Aber – ist 599 aus xxnnxx wirklich der Inhalt des Amateurfunkdienstes? Natürlich ist es jedem unbelassen, Antenne und TRX auf den Mount Everest zu schleppen, um von dort aus dann die Big Guns zu hören, solange das nicht entmündigte Vereinsmitglieder oder Steuerzahler finanziell oder als Kuli mittragen müssen.

Ich finde, dass der Amateurfunkdienst zumindest in Europa politisch neu ausgerichtet werden muss. Er muss in die nichtdemokratischen Länder getragen werden, die Funkamateure müssen auf breiterer Basis miteinander reden und nicht nur RST- und WX-Rapporte austauschen.

Hermann, DL1EEC


SCHLAGABTAUSCH

(hfs) Der so genannte Amateurrat des DARC als das Organ der Mitglieder hatte eine Art von "Agenda 2007" erarbeitet und sie prompt den Mitgliedern vorenthalten. Der Vorsitzende des DARC-Ortsverbands Willich (R17) – Johannes Heep, DJ5DM – aber stellte diese Information seinen Mitgliedern direkt zu – und auf seiner privaten Homepage

www.dj5dm.amyju.com

allen zur Verfügung.

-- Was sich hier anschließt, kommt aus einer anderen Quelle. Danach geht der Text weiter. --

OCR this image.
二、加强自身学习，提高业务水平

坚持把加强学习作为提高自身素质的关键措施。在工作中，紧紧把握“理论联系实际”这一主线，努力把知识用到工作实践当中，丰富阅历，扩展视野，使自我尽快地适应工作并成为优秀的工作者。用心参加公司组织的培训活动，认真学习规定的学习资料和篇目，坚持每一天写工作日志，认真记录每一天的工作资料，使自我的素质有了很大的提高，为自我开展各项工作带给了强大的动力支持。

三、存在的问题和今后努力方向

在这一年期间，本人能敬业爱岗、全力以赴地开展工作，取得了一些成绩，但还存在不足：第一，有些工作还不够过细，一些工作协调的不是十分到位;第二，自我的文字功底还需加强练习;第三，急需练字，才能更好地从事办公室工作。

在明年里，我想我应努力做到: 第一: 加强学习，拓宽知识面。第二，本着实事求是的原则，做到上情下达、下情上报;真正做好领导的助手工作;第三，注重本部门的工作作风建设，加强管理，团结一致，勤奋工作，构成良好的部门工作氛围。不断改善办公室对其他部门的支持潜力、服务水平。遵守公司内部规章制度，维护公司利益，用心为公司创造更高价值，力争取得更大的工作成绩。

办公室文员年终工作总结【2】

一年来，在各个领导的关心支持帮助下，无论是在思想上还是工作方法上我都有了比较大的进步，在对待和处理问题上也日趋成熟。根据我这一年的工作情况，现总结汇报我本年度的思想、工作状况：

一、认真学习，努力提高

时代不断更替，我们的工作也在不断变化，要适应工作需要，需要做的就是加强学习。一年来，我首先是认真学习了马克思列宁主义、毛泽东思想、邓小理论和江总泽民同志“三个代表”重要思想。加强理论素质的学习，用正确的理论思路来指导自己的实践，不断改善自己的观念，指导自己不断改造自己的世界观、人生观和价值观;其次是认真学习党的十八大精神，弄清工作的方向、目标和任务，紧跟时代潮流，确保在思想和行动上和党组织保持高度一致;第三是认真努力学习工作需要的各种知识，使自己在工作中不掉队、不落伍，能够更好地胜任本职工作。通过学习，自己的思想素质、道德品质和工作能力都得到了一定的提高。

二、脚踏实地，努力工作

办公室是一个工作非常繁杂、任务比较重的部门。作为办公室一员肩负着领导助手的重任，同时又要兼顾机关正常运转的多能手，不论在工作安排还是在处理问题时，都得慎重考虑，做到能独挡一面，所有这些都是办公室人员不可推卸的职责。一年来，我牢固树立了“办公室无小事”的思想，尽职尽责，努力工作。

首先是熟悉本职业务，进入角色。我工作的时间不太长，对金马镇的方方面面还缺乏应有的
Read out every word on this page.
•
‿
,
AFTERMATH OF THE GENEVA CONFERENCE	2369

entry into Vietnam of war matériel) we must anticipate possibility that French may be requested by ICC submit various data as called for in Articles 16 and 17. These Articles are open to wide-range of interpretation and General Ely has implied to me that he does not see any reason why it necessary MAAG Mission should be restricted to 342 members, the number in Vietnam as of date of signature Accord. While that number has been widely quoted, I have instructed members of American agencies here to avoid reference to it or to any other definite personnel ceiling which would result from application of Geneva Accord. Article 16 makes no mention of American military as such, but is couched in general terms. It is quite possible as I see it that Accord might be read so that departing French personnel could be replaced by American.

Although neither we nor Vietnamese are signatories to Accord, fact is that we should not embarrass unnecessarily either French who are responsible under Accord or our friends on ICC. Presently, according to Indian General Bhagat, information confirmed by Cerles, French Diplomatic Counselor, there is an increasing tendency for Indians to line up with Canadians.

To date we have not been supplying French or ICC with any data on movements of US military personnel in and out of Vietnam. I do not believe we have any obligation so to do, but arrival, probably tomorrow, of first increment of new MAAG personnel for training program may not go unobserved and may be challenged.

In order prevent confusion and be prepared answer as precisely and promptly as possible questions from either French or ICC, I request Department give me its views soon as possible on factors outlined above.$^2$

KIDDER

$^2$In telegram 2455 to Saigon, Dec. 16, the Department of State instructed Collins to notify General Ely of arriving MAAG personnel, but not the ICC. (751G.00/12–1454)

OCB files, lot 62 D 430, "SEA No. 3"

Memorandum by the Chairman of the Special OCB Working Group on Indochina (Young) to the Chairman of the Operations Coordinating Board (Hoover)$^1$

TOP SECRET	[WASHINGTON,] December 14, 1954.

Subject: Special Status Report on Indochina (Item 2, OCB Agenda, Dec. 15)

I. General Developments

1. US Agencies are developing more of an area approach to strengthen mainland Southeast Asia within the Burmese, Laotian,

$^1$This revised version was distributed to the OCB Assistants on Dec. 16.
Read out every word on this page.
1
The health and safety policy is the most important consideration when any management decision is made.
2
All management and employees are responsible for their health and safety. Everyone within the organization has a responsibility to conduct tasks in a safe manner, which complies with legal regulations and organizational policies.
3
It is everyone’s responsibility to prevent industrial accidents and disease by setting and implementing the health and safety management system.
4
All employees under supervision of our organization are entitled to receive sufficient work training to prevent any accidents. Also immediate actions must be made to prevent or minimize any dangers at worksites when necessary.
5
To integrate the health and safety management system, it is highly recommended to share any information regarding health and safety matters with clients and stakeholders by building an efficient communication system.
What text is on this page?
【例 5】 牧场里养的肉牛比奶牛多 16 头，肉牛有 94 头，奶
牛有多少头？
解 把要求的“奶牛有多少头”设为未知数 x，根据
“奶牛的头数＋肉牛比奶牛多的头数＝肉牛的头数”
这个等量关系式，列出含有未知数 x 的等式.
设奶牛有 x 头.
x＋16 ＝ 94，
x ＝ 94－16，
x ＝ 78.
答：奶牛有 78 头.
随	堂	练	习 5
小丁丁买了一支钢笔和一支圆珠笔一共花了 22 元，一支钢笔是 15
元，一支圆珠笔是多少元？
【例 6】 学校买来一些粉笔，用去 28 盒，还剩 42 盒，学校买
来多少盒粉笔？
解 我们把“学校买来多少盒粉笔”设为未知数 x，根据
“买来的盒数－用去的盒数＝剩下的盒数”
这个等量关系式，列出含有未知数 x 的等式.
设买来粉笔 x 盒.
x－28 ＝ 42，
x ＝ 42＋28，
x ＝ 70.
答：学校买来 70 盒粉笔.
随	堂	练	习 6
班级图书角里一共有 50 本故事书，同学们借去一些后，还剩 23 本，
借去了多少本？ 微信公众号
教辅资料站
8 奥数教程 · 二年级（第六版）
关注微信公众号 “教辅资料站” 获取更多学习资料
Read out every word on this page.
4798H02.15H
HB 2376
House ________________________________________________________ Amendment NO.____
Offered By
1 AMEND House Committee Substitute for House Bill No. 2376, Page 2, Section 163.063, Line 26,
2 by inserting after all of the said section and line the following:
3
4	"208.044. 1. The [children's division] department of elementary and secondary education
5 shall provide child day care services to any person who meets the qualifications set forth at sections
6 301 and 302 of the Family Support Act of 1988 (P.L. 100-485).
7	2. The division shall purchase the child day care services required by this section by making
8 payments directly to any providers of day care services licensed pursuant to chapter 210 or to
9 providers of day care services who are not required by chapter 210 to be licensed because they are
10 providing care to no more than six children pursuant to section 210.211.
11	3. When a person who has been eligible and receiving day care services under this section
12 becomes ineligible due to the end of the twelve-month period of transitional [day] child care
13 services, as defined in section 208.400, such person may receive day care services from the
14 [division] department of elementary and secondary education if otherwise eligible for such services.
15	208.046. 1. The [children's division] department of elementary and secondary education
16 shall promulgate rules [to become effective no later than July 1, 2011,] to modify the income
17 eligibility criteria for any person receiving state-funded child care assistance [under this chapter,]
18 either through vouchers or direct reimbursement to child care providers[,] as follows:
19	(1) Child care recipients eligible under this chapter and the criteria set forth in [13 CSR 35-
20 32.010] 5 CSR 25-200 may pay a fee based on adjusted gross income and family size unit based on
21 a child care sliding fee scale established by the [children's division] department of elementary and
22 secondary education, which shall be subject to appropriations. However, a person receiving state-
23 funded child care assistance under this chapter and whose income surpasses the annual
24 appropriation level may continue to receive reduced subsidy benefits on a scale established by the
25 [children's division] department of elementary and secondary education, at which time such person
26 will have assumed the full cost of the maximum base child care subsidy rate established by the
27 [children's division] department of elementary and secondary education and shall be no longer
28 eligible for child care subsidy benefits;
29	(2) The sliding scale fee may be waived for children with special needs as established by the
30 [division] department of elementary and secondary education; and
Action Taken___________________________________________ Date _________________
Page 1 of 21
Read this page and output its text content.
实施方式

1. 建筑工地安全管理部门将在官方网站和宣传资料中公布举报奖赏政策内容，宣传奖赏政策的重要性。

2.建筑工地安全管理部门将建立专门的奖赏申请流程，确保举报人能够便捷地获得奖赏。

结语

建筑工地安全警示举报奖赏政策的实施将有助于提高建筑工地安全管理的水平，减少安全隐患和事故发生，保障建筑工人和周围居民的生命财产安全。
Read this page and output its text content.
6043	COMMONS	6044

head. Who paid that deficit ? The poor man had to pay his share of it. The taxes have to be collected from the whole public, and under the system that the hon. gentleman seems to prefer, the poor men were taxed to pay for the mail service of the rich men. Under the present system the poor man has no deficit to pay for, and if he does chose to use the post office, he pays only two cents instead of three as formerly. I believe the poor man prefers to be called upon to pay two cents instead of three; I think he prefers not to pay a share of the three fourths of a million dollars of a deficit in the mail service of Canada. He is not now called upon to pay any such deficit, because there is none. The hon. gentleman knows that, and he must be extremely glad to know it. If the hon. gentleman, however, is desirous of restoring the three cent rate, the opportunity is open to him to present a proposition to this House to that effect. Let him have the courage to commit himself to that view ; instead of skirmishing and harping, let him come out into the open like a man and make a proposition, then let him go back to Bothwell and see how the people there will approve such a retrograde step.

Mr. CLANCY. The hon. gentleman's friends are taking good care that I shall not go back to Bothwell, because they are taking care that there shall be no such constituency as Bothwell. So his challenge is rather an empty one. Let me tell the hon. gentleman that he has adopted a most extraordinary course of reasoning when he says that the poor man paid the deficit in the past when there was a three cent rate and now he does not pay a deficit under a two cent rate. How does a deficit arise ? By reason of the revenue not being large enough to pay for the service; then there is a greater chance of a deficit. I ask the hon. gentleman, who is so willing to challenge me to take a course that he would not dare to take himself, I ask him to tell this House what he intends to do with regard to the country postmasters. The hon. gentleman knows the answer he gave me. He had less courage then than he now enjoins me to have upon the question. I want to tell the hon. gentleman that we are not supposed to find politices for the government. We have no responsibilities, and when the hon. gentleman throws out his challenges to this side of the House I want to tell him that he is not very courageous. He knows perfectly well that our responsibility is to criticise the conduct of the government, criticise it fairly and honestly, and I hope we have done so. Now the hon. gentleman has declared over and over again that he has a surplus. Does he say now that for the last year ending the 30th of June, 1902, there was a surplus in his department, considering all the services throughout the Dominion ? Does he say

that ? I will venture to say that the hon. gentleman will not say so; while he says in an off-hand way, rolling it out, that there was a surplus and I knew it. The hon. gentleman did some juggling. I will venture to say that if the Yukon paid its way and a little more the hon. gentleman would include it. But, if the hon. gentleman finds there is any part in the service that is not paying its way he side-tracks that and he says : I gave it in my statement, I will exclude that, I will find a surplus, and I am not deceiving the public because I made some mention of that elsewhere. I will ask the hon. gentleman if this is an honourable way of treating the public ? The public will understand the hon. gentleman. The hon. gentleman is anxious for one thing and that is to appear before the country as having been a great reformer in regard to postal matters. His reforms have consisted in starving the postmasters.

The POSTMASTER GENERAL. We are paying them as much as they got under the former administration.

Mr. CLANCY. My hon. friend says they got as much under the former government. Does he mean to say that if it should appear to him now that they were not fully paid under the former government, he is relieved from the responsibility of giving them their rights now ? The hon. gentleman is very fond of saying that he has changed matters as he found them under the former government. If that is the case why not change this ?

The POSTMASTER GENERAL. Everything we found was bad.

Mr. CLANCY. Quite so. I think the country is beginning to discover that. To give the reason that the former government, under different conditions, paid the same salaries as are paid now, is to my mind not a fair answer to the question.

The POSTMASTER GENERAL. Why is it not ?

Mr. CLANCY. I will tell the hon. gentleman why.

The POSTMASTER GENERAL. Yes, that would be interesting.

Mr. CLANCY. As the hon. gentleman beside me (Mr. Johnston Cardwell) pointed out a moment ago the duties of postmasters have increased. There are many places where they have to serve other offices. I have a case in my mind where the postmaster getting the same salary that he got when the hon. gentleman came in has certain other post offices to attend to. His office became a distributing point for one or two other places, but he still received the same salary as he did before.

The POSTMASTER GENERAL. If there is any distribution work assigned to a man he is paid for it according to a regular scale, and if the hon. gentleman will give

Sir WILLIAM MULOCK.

Prompt bekam er vom DARC e.V. die Aufforderung zur Unterlassung nebst Androhung einer Strafanzeige – woraufhin sein Anwalt mit dem Vorwurf der Nötigung konterte. Offensichtlich ist beim DARC noch nicht angekommen, dass ein Verein von seinen Mitgliedern gebildet wird und nicht von den beauftragten Interessensvertretern.


ZUM GUTEN SCHLUSS

(hfs) ... es kann ja jeder mit seiner automatischen Station machen, was er will. Wer allerdings im Echolinksystem andere Echolinkgateways sperrt, der sperrt seine eigene Klientel aus und nicht etwa den anderen Gatewaybetreiber. Hier kommt nun die aktuelle Sperrliste der Stationen, die DB0AGZ als Echolinkgateway auf ihrer Sperrliste haben:

DB0HTV, DB0LE, DB0LJ, DB0RKN, DD1KJ,
DH7MK, DL1OBH, DB0LL, DM0ZGW und DO0SMZ.

DB0AGZ hat mehr als 10.000 Kontakte im Jahr; entstand da etwa Futterneid?